O uso do Cadastro Ambiental Rural (CAR) para legitimar a invasão de terras públicas foi tema de discussão no Senado, na semana passada. Especialistas ouvidos pela Comissão de Meio Ambiente do legislativo federal asseguram que esse tipo de documento tem sido fraudado para destruir florestas, beneficiar grileiros e avançar sobre áreas indígenas.
O CAR é uma das principais medidas do Código Florestal, que completou dez anos neste mês. Criado para regularizar áreas ambientais e combater o desmatamento, o CAR é um registro público obrigatório para todos os imóveis rurais, uma espécie de “raio-x” da propriedade, que agrega informações sobre o perímetro do imóvel, traz dados sobre área de reserva legal e das terras de preservação permanente, além de identificar o proprietário.

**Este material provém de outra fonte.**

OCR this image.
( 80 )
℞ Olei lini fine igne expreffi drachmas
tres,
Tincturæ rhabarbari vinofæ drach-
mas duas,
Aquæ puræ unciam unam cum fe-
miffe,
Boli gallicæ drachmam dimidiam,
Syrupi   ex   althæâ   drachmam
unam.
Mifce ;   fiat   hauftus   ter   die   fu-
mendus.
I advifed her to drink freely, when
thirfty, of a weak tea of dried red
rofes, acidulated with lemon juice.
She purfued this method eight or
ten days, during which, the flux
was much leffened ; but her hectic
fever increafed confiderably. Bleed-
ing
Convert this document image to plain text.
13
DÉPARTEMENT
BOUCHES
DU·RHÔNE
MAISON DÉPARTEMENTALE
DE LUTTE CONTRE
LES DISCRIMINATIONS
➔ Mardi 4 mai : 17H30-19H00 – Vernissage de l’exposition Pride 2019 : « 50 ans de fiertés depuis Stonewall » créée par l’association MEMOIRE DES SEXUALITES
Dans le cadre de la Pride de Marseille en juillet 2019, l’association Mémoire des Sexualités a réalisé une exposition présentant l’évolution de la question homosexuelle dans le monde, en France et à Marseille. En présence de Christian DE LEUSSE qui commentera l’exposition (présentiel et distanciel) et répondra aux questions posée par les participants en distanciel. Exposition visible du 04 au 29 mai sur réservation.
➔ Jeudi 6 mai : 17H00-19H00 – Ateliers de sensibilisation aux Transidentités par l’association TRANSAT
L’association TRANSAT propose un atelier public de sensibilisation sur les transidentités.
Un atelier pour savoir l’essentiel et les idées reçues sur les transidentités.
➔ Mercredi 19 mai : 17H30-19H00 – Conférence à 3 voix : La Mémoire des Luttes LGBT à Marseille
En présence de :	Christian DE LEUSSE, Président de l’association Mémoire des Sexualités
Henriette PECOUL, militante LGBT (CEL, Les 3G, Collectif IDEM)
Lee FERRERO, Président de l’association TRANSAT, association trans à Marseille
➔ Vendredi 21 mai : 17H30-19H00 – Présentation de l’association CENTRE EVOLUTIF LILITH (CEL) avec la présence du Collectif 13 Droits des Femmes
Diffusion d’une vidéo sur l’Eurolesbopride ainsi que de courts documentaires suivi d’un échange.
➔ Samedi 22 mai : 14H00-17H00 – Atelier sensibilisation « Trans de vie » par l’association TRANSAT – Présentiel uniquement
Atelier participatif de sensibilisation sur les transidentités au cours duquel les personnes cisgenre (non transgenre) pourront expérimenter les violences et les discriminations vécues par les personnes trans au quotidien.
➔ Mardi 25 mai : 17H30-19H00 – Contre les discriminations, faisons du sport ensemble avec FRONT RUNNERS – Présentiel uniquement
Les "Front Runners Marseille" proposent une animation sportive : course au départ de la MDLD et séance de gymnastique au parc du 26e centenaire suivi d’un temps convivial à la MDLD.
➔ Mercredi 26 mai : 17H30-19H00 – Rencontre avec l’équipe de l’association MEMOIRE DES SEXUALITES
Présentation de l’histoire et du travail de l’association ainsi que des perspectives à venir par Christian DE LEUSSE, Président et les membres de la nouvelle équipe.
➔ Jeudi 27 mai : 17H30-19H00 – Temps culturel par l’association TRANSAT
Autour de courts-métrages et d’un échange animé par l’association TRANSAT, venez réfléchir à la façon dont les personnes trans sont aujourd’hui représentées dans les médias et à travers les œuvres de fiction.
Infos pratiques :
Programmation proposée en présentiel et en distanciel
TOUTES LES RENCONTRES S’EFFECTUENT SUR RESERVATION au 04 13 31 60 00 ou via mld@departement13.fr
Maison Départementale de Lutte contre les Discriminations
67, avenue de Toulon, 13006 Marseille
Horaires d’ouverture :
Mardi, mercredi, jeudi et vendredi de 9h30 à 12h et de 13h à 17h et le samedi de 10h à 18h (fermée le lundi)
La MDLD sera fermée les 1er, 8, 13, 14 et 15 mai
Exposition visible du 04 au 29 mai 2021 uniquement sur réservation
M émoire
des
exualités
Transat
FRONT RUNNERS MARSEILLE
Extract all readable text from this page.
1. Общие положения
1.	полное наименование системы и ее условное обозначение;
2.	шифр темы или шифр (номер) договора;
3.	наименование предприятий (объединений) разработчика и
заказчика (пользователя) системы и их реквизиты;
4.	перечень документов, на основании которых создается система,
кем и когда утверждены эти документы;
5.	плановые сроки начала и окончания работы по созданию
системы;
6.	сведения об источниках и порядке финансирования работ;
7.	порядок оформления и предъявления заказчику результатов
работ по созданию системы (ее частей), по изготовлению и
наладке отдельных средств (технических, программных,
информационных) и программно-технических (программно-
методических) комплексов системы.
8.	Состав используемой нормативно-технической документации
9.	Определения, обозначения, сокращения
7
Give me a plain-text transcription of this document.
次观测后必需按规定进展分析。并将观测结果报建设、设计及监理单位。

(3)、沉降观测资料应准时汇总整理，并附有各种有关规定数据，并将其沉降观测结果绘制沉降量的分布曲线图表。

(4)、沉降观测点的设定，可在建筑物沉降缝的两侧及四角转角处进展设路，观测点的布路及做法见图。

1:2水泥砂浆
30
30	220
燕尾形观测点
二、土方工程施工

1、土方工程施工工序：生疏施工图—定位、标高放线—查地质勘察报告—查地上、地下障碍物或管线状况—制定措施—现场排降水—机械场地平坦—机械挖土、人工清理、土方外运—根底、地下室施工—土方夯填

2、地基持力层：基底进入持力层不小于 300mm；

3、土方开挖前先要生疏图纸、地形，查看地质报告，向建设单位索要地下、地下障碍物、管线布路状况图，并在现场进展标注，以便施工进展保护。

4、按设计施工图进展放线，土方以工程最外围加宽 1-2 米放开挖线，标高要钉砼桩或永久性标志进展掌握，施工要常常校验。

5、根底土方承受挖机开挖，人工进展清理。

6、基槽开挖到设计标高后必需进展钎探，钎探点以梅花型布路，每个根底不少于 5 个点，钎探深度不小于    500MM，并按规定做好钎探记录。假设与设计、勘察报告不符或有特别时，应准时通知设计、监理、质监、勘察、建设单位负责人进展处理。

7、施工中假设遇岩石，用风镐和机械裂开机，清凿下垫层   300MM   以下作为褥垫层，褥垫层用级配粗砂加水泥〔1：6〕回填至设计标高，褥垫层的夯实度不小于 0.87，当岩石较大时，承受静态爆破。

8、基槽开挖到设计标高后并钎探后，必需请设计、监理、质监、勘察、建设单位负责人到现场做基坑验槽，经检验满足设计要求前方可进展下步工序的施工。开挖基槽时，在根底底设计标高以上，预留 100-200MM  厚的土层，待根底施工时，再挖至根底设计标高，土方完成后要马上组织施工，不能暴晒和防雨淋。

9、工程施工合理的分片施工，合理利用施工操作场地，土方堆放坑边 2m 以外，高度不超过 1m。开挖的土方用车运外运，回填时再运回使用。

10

O problema, segundo cientistas e ambientalistas ouvidos pelo G1, é que o preenchimento das informações se dá de forma autodeclaratória – ou seja, o proprietário insere os dados no sistema, gerido pelo governo federal – e a checagem dos dados repassados é praticamente nula. Ao longo de dez anos, 6,5 milhões de imóveis rurais foram declarados no CAR. Desse total, pouco mais de 28 mil imóveis foram analisados pelas autoridades, o que representa menos de 0,5% do total.
Com isso, afirmam os ambientalistas, abre-se espaço para que grileiros tomem terras e usem o recibo de inscrição no CAR como uma forma de legitimar a invasão.
Paulo Moutinho, doutor em ecologia e pesquisador do Instituto de Pesquisa Ambiental da Amazônia (Ipam), falou ao Senado que quase 44% dos CAR analisados são acima de 15 módulos fiscais, ou seja, têm 1,5 mil hectares. Muitos se declaram pequenos produtores, mas na realidade fraudam a informação. Em vários desses locais a floresta foi retirada.
Pesquisadores ouvidos pelo Senado e pelo site G1 identificaram o aumento do desmatamento em áreas com cadastros irregulares e localizados em florestas públicas não destinadas. Essas são terras do governo federal e dos estados que aguardam uma destinação para a conservação e o uso sustentável dos recursos e que não podem ser utilizadas para outros fins.
Essas florestas – públicas – estão sendo declaradas como propriedade privada no CAR. Já há, de acordo com Paulo Moutinho, mais de 110 mil cadastros feitos sobre essas áreas.
Entre os principais alvos da grilagem estão as áreas indígenas. Atualmente há 297 terras indígenas nas quais uma parte conta com registro no CAR. A quantidade corresponde a 40% de todas as terras indígenas no país. Entre os locais com cadastros rurais ativos (o que não deveria acontecer) estão o Parque Indígena do Xingu e a terra indígena Capoto-Jarina, no Mato Grosso.
Além de Moutinho, participaram da audiência o vice-presidente do Instituto Democracia e Sustentabilidade (IDS), João Paulo Capobianco; a ex-conselheira do Conselho Nacional de Justiça, Maria Tereza Uille Gomes; o perito criminal da Polícia Federal Herbert Dittmar; o coordenador de Repressão a Crimes Ambientais de Patrimônio Cultural da Polícia Federal, Nilson Vieira dos Santos, e a diretora de Regularização Ambiental do Serviço Florestal Brasileiro (SFB), Jaine Davet.
Os senadores prometeram criar um grupo de trabalho para estudar a questão.
Em nota enviada ao G1, o Ministério da Agricultura informou que compete às unidades federativas (estados e Distrito Federal) a análise do Cadastro Ambiental Rural e que cabe ao Serviço Florestal Brasileiro (SFB), como órgão coordenador da política nacionalmente, dar suporte e buscar meios para dar celeridade a este processo.